New, expensive pill may aid Hepatitis C treatment
Posted: Sunday, December 8, 2013 6:00 pm
The Food and Drug Administration on Friday approved a pill that is expected to make the treatment of hepatitis C less onerous, shorter in duration and more effective.
The drug, Sovaldi, from Gilead Sciences, will allow some patients infected with the liver-destroying virus to be treated only with pills, doing away with weekly injections of a drug that can have debilitating side effects.
“Today’s approval represents a significant shift in the treatment paradigm for some patients with chronic hepatitis C,” said Dr. Edward Cox, director of the office of antimicrobial products at the FDA.
But the greater convenience and effectiveness comes at a price. Gilead said the wholesale cost of Sovaldi, which is known generically as sofosbuvir, would be $28,000 for four weeks, or $1,000 per daily pill. That translates to $84,000 for the 12 weeks of treatment recommended for most patients, and $168,000 for the 24 weeks needed for a hard-to-treat strain of the virus.
The Initiative for Medicines, Access and Knowledge, a legal group based in New York, recently filed a motion to try block patenting of the drug in India. If it succeeds, generic manufacturers in India would be able to manufacture cheap copies of the drug for distribution there and in some other developing countries.

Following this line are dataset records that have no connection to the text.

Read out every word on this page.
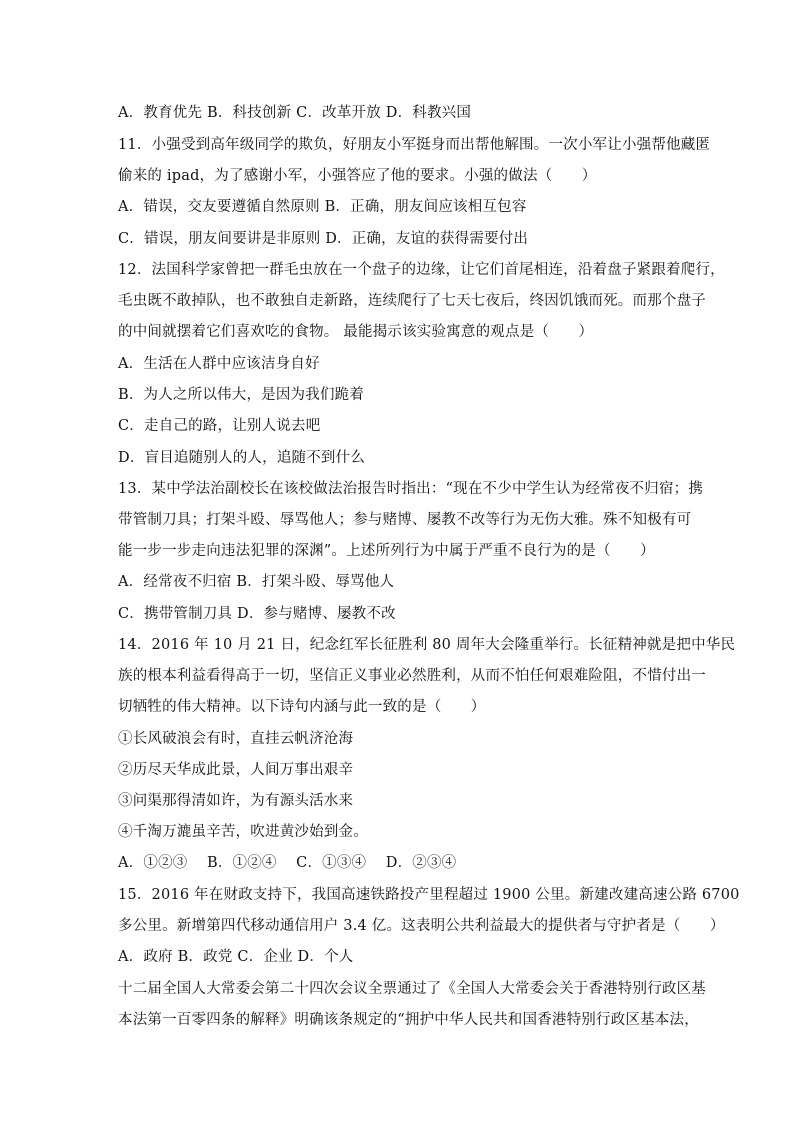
A．教育优先 B．科技创新 C．改革开放 D．科教兴国
11．小强受到高年级同学的欺负，好朋友小军挺身而出帮他解围。一次小军让小强帮他藏匿
偷来的 ipad，为了感谢小军，小强答应了他的要求。小强的做法（　　）
A．错误，交友要遵循自然原则 B．正确，朋友间应该相互包容
C．错误，朋友间要讲是非原则 D．正确，友谊的获得需要付出
12．法国科学家曾把一群毛虫放在一个盘子的边缘，让它们首尾相连，沿着盘子紧跟着爬行，
毛虫既不敢掉队，也不敢独自走新路，连续爬行了七天七夜后，终因饥饿而死。而那个盘子
的中间就摆着它们喜欢吃的食物。 最能揭示该实验寓意的观点是（　　）
A．生活在人群中应该洁身自好
B．为人之所以伟大，是因为我们跪着
C．走自己的路，让别人说去吧
D．盲目追随别人的人，追随不到什么
13．某中学法治副校长在该校做法治报告时指出：“现在不少中学生认为经常夜不归宿；携
带管制刀具；打架斗殴、辱骂他人；参与赌博、屡教不改等行为无伤大雅。殊不知极有可
能一步一步走向违法犯罪的深渊”。上述所列行为中属于严重不良行为的是（　　）
A．经常夜不归宿 B．打架斗殴、辱骂他人
C．携带管制刀具 D．参与赌博、屡教不改
14．2016 年 10 月 21 日，纪念红军长征胜利 80 周年大会隆重举行。长征精神就是把中华民
族的根本利益看得高于一切，坚信正义事业必然胜利，从而不怕任何艰难险阻，不惜付出一
切牺牲的伟大精神。以下诗句内涵与此一致的是（　　）
①长风破浪会有时，直挂云帆济沧海
②历尽天华成此景，人间万事出艰辛
③问渠那得清如许，为有源头活水来
④千淘万漉虽辛苦，吹进黄沙始到金。
A．①②③　 B．①②④　 C．①③④　 D．②③④
15．2016 年在财政支持下，我国高速铁路投产里程超过 1900 公里。新建改建高速公路 6700
多公里。新增第四代移动通信用户 3.4 亿。这表明公共利益最大的提供者与守护者是（　　）
A．政府 B．政党 C．企业 D．个人
十二届全国人大常委会第二十四次会议全票通过了《全国人大常委会关于香港特别行政区基
本法第一百零四条的解释》明确该条规定的“拥护中华人民共和国香港特别行政区基本法，
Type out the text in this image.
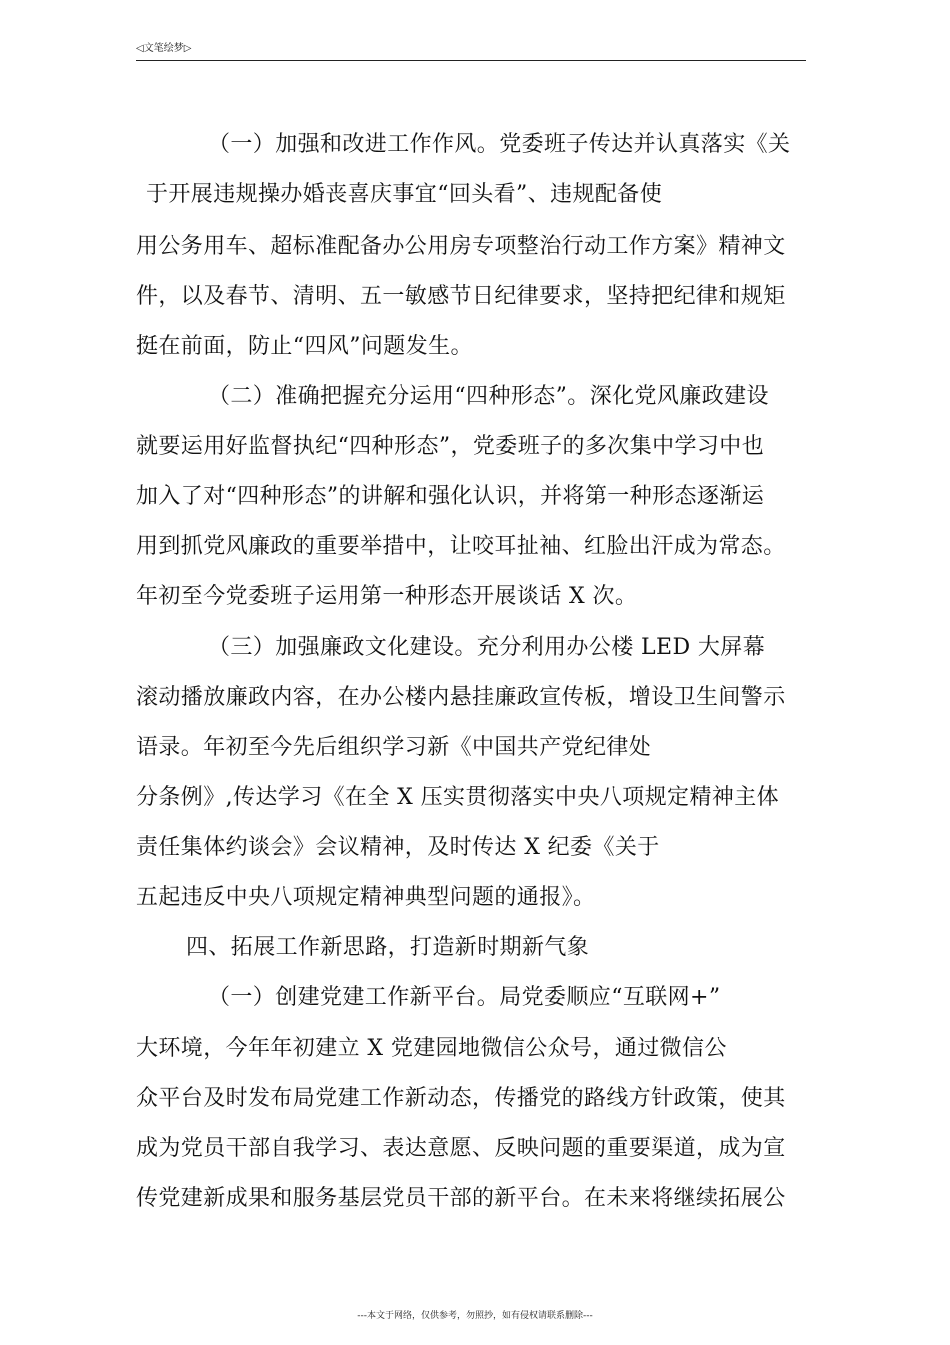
◁文笔绘梦▷
（一）加强和改进工作作风。党委班子传达并认真落实《关
于开展违规操办婚丧喜庆事宜“回头看”、违规配备使
用公务用车、超标准配备办公用房专项整治行动工作方案》精神文
件，以及春节、清明、五一敏感节日纪律要求，坚持把纪律和规矩
挺在前面，防止“四风”问题发生。
（二）准确把握充分运用“四种形态”。深化党风廉政建设
就要运用好监督执纪“四种形态”，党委班子的多次集中学习中也
加入了对“四种形态”的讲解和强化认识，并将第一种形态逐渐运
用到抓党风廉政的重要举措中，让咬耳扯袖、红脸出汗成为常态。
年初至今党委班子运用第一种形态开展谈话 X 次。
（三）加强廉政文化建设。充分利用办公楼 LED 大屏幕
滚动播放廉政内容，在办公楼内悬挂廉政宣传板，增设卫生间警示
语录。年初至今先后组织学习新《中国共产党纪律处
分条例》,传达学习《在全 X 压实贯彻落实中央八项规定精神主体
责任集体约谈会》会议精神，及时传达 X 纪委《关于
五起违反中央八项规定精神典型问题的通报》。
四、拓展工作新思路，打造新时期新气象
（一）创建党建工作新平台。局党委顺应“互联网+”
大环境，今年年初建立 X 党建园地微信公众号，通过微信公
众平台及时发布局党建工作新动态，传播党的路线方针政策，使其
成为党员干部自我学习、表达意愿、反映问题的重要渠道，成为宣
传党建新成果和服务基层党员干部的新平台。在未来将继续拓展公
---本文于网络，仅供参考，勿照抄，如有侵权请联系删除---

Gilead said the price was fair given the drug’s higher cure rate and that the total cost for the 12-week regimen was “consistent with, and in some cases lower than” the cost of some other regimens for hepatitis C.
Some 3 million to 4 million Americans, many of them in middle age, are believed to have a chronic hepatitis C infection, though many do not know it. The virus slowly damages the liver, leading to cirrhosis and in some cases to liver cancer. But it often takes decades before any damage is noticeable, and many people never experience a problem.
Globally, at least 150 million people have hepatitis C.
Sales are expected to be strong from the start, because many patients, on the advice of their doctors, have been putting off starting treatment until Sovaldi became available.